Stealing data via a desktop telephone?

Data protection is a hot topic. In many countries worldwide new data protection laws are implemented. These laws are created to ensure that personal data as stored and processed by companies and organizations will be protected against theft and modification.

A well-known example is the General Data Protection Regulation (GDPR) as approved by the EU last year, which will become active in 2018. It will become law in all member countries. It is not a directive which can have different interpretations and timelines per country but will be the same law in all member states.

Data protection regulation is relevant when data can identify or provide information about a specific person. Personal data can be anything. Names, addresses, etc. of course. But also photos, financial documents or medical data. And – taking the European laws as an example – not just for the data owner, but also for third parties processing the data (e.g. cloud service providers) on his behalf. It also means that most regulation crosses international borders. The EU regulation applies to all companies who process personal data of European citizens.

What does data protection regulation cover? Typically, companies need to have a proper administration of which data are stored where (including local spreadsheets with customer data).
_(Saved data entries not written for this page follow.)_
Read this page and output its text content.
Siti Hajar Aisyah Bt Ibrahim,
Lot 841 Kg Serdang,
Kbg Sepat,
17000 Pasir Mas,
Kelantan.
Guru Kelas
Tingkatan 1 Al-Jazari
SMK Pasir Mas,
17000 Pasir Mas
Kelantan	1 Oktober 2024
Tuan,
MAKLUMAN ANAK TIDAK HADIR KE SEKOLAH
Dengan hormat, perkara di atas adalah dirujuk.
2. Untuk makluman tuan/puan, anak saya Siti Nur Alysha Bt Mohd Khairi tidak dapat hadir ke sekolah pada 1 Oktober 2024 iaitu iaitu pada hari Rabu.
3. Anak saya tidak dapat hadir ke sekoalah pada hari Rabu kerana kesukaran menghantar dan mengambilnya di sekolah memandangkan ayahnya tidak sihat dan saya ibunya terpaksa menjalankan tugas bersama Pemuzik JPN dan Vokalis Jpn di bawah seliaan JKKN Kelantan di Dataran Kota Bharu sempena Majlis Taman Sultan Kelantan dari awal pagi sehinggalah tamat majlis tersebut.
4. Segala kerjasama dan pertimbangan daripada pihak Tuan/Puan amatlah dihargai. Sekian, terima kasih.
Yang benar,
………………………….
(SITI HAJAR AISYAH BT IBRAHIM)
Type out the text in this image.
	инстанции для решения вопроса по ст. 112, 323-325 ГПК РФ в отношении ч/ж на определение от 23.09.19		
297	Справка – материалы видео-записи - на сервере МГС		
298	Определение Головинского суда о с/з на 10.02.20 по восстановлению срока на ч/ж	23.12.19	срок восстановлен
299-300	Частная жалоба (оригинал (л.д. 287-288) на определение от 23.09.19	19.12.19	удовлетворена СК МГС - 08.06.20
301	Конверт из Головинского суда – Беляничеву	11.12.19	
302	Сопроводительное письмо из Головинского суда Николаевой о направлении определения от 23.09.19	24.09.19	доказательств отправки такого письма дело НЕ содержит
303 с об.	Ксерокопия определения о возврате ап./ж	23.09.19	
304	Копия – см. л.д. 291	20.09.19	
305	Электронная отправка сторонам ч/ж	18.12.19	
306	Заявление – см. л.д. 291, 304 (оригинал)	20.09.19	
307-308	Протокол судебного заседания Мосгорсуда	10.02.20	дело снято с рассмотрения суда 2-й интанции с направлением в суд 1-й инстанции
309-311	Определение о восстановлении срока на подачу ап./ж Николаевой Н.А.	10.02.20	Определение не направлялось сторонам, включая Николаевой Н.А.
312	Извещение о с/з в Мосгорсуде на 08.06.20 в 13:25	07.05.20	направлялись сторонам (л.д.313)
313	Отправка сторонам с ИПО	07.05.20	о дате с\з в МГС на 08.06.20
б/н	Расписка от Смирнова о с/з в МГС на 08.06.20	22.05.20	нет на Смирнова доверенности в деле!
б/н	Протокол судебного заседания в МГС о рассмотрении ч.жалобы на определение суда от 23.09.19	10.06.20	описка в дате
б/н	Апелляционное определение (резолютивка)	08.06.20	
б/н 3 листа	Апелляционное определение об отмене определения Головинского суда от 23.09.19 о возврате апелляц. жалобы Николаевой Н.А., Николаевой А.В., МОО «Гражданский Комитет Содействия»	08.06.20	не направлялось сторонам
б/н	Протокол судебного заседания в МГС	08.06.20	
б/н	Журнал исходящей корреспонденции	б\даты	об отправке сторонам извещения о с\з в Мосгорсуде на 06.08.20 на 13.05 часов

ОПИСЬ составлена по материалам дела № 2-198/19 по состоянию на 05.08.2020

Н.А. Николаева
They also should make it possible for customers to have their data erased and the design of their systems should guarantee data protection (called ‘privacy by design’). Finally, they have to inform the regulator and public about data breaches that occurred and penalties are increased to the level which can mean a serious financial risk for a company.

However, it is not just about your data infrastructure

Of course, everything is data nowadays. Also, voice telephony is a data service, and that is specifically the case for VoIP infrastructures and services as deployed in many companies and organizations. We noticed however that the key focus of many data protection projects is on traditional ICT infrastructures. VoIP is often a blind spot.

While…it is also about voice communications

Ignoring VoIP could mean a serious mistake, however. Let’s have a look for example at a medical institute. Patients definitely don’t like the idea that their information becomes public. Nevertheless, the phone can provide easy access to these data. First of all, a modern desktop telephone provides access to the complete contact list of the user of that extension. A customer list, or – in the medical institute – the list of patients for example. This is just a beginning. The desktop phone also gives direct access to the voicemail system, which may disclose some very sensitive information. For example, if one medical specialist shares his diagnosis with a colleague. The biggest risk is however that office phones are the perfect social engineering tool. If someone has unauthorized access to a business telephone, just his caller ID makes him a trusted person to other employees of the organization as well as staff from other organizations. This trusted personal contact is the best way to acquire sensitive information and other personal data.

So, are your business telephones secured?

Most people think that advanced business desktop telephones can be secured by a PIN or something similar. Which is true. However, this security is often not used. The security mechanism most of the time means that employees have to enter a username (for example an email address) and PIN via the very basic keypad of their telephone, which is a very inconvenient procedure. So in many occasions, once logged in, people keep their phones logged in as long as possible. Or the login mechanism is disabled completely. There are examples of professional service managers actually giving such advice to their end-users.

The impact is that many office telephones provide open access to private and other sensitive data. Not at a level that millions of customer or patient records can be downloaded at once. But still, via the telephone, private documents and other information can be stolen from your organization right now. Therefore, protecting your office telephones may be an essential step in your companies data security plans.